Ministry to arrange Jewish prayer on Temple Mount

Sarsour: Jews need to accept J'lem will return to Muslims; Feiglin: Temple Mount prayer is an issue of Jewish sovereignty.

Orthodox Jews look out Temple Mount (photo credit: Marc Israel Sellem)
Orthodox Jews look out Temple Mount
(photo credit: Marc Israel Sellem)
The Religious Services Ministry is working on ways to allow Jews to pray on the Temple Mount, ministry directorgeneral Elhanan Glatt said Wednesday.
The Knesset Internal Affairs and Environment Committee held a special meeting on prayer at the Temple Mount, in honor of Jerusalem Day.
Glatt told the committee his office will examine ways to arrange Jewish prayer on the Temple Mount.
“It cannot be that in the State of Israel, Jews need to stand aside,” said committee chairwoman Miri Regev. “The Temple Mount should be a place where people of any religion can pray.”
According to Regev, the Temple Mount is a mainstream issue in the heart of the Jewish People, who have prayed to return to Jerusalem for thousands of years.
At the beginning of the meeting, MK Jamal Zahalka (Balad) and other Arab lawmakers complained that the screening of a short film of paratroopers liberating the Temple Mount and Western Wall from the Jordanians was offensive, and demanded it be stopped.
MK Moshe Feiglin (Likud Beytenu), who has been voting against the coalition in response to recently being banned from visiting the Temple Mount by Prime Minister Binyamin Netanyahu, said the main issue is sovereignty over the Temple Mount.
“The Wakf’s problem isn’t prayer, but the sovereign symbolism of prayer,” Feiglin explained. “As far as they are concerned, [Jewish prayer] eats away at the total Muslim rule over the Temple Mount.”
According to MK Tamar Zandberg (Meretz), every person of any religion has the right to pray in the places he or she considers holy.
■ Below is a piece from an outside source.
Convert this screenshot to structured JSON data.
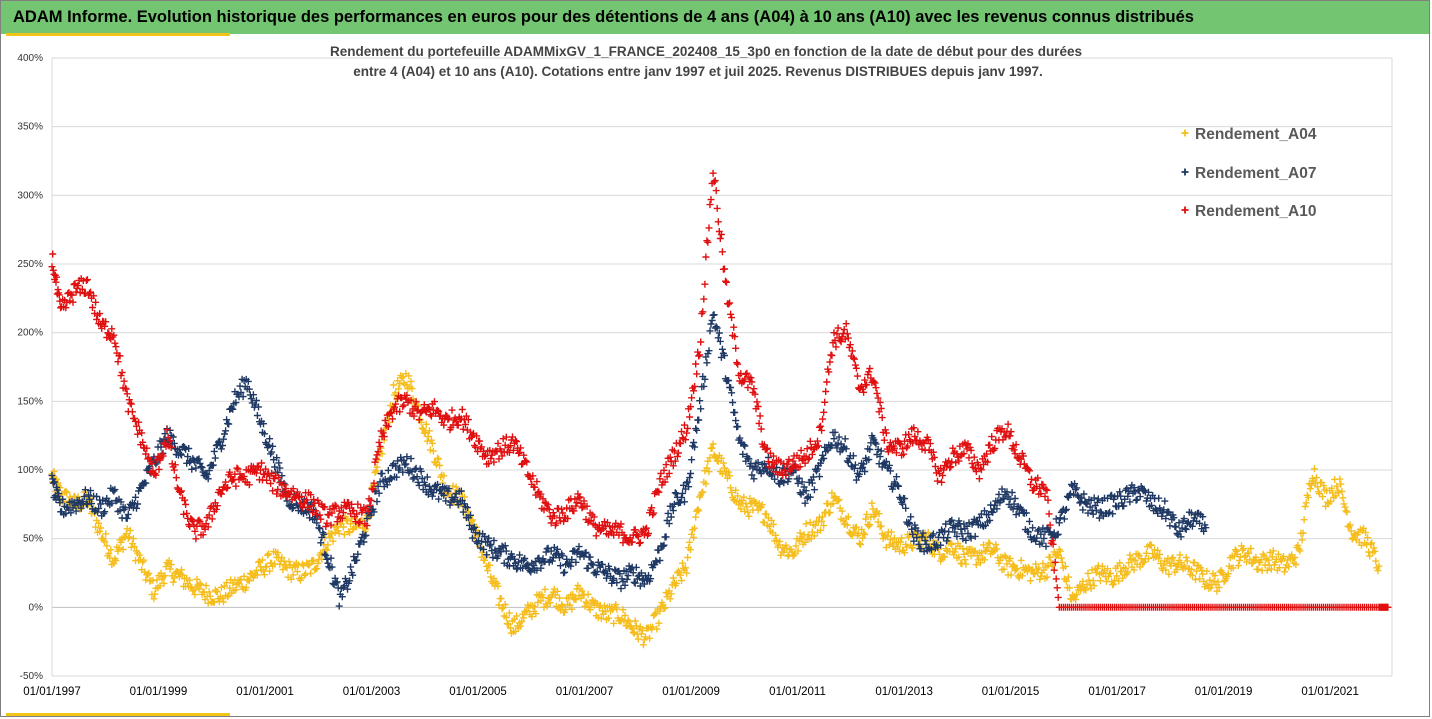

Zandberg said she agrees with Feiglin that this is an issue of sovereignty, adding that Jews will only be able to pray in the places holy to them after the occupation ends and Jerusalem is divided.
MK Ibrahim Sarsour (United Arab List-Ta’al) asked why Jews cannot pray somewhere other than at al-Aksa Mosque.
“Jews in Israel need to understand that one day Jerusalem will return to Palestinians and Muslims,” Sarsour added. “The solution is to maintain the status quo.”
MK Taleb Abu Arar (UALTa’al) said the issue is more religious than political, and echoed Sarsour’s call to continue the current situation.
“It is a basic right of every Israeli citizen to go up to the Temple Mount,” Regev said, concluding the meeting. “The State of Israel must protect this right. Freedom of religion and worship are anchored in our basic laws, and as a sovereign state, we must protect them.”
Regev added that her committee will follow the Religious Services Ministry’s efforts to allow Jews to pray on the Temple Mount.